Monday, September 24, 2007

Hooked On Lionics: Eagles 56, Lions 21

Hey kids! Especially all you young football fans out there. I know what you've been thinking. How can a team as good as your undefeated Detroit Lions lose by so many points to a team like the Philadelphia Eagles, who hadn't won a game all year? How does that make sense? How can it be?

I know how you feel, my tough little troopers. The People's Blogger feels your pain. Because your Detroit Lions are my Detroit Lions too, since long before you were born. And they've broken my heart just like yours. I'd tell you how many times but you so wouldn't believe me in a zillion years!

I cried my first Lion tears way back in 1970. Yes, before there was even ESPN. My Lions won 10 games and went to the NFC playoffs for the first time in my life. Their quarterback was Greg Landry. He wore these big black boots so he looked really slow, then when he couldn't find an open receiver he'd run and nobody would catch him. They also had a guy named Sanders who was so good he's in the Hall of Fame now. No, not Barry Sanders. Charlie Sanders. If Landry threw the ball anywhere near him, #88 would jump, leap, dive, whatever it took to come down with it.

But the most exciting player on the Lions offense was this Heisman Trophy winning tailback from Oklahoma. No, not Barry Sanders. The Heisman Trophy winning tailback from Oklahoma before him. No, not Billy Sims, the other guy--Steve Owens. You may think the Lions love drafting wide receivers. But the players they REALLY can't resist are Heisman Trophy winning tailbacks from Oklahoma. In fact, if Adrian Peterson won the Heisman instead of Troy Smith, no way would you be wearing that blue #81 jersey right now! Nuh-uh!

Anyway, back to the story. My Detroit Lions couldn't be stopped that season. They even beat the Green Bay Packers twice, by a combined score of 60-0! And although they had to travel to Dallas for the NFC playoffs, the Cowboys had never won a playoff game, ever. It was all good. So how did my Lions do?
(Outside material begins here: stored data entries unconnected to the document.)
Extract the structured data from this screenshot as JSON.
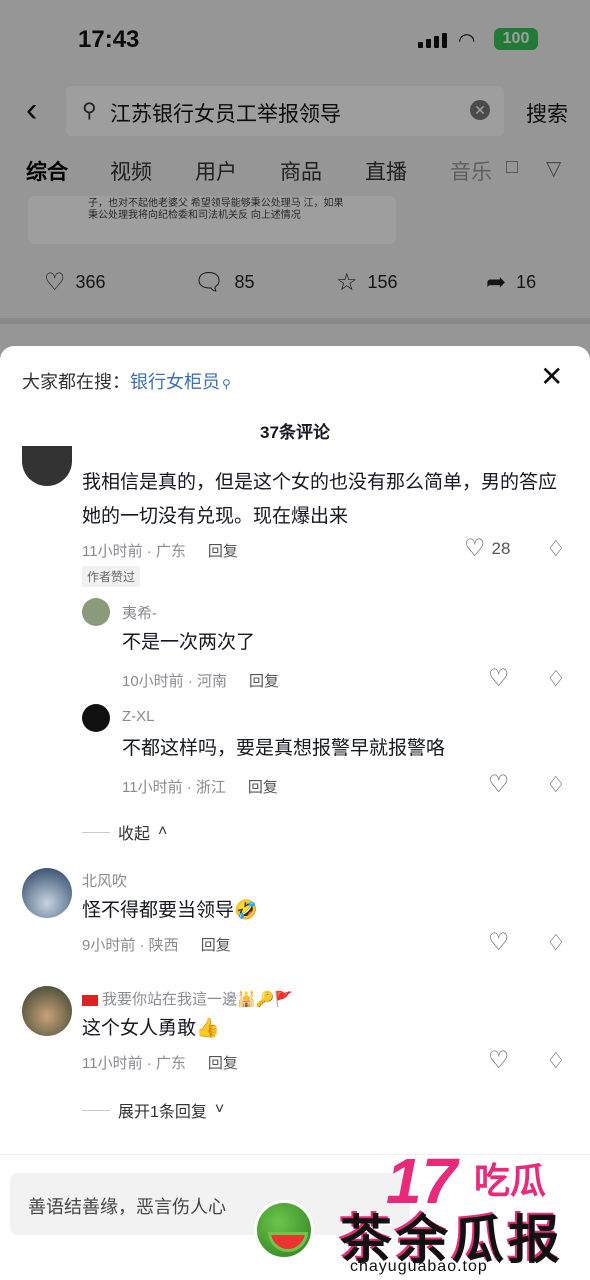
{
  "status_bar": {
    "time": "17:43",
    "battery": "100"
  },
  "search": {
    "query": "江苏银行女员工举报领导",
    "button": "搜索"
  },
  "tabs": [
    "综合",
    "视频",
    "用户",
    "商品",
    "直播",
    "音乐"
  ],
  "video_card": {
    "text": "子，也对不起他老婆父 希望领导能够秉公处理马 江，如果 秉公处理我将向纪检委和司法机关反 向上述情况"
  },
  "post_stats": {
    "likes": "366",
    "comments": "85",
    "favorites": "156",
    "shares": "16"
  },
  "sheet": {
    "trending_label": "大家都在搜：",
    "trending_keyword": "银行女柜员",
    "comment_count": "37条评论"
  },
  "comments": [
    {
      "text": "我相信是真的，但是这个女的也没有那么简单，男的答应她的一切没有兑现。现在爆出来",
      "time_loc": "11小时前 · 广东",
      "reply": "回复",
      "likes": "28",
      "badge": "作者赞过"
    },
    {
      "user": "夷希-",
      "text": "不是一次两次了",
      "time_loc": "10小时前 · 河南",
      "reply": "回复"
    },
    {
      "user": "Z-XL",
      "text": "不都这样吗，要是真想报警早就报警咯",
      "time_loc": "11小时前 · 浙江",
      "reply": "回复"
    },
    {
      "collapse": "收起"
    },
    {
      "user": "北风吹",
      "text": "怪不得都要当领导🤣",
      "time_loc": "9小时前 · 陕西",
      "reply": "回复"
    },
    {
      "user": "我要你站在我這一邊🕌🔑🚩",
      "text": "这个女人勇敢👍",
      "time_loc": "11小时前 · 广东",
      "reply": "回复",
      "expand": "展开1条回复"
    }
  ],
  "input": {
    "placeholder": "善语结善缘，恶言伤人心"
  },
  "watermark": {
    "brand_num": "17",
    "brand_word": "吃瓜",
    "name": "茶余瓜报",
    "url": "chayuguabao.top"
  }
}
They held those Dallas Cowboys to just five points. But they didn't, couldn't score a single point themselves the whole day. Yup, my Lions lost 5-0.
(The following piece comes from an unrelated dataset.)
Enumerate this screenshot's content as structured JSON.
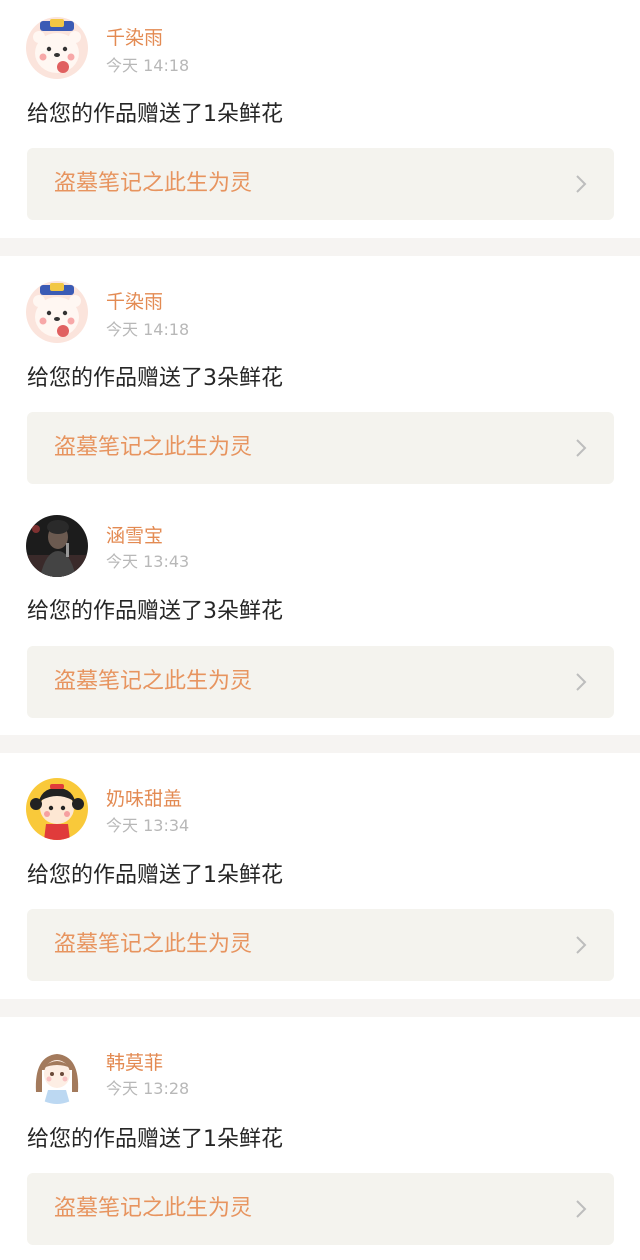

I'd never heard of a football game with a final score like 5-0. As it turned out, my Lions were part of the lowest-scoring NFL playoff game ever, the first without a touchdown. And they didn't see the playoffs for another 12 years, when they became the first team to enter the post-season with a losing record in 1982. At least when the Lions fail, they don't merely fail... they make history!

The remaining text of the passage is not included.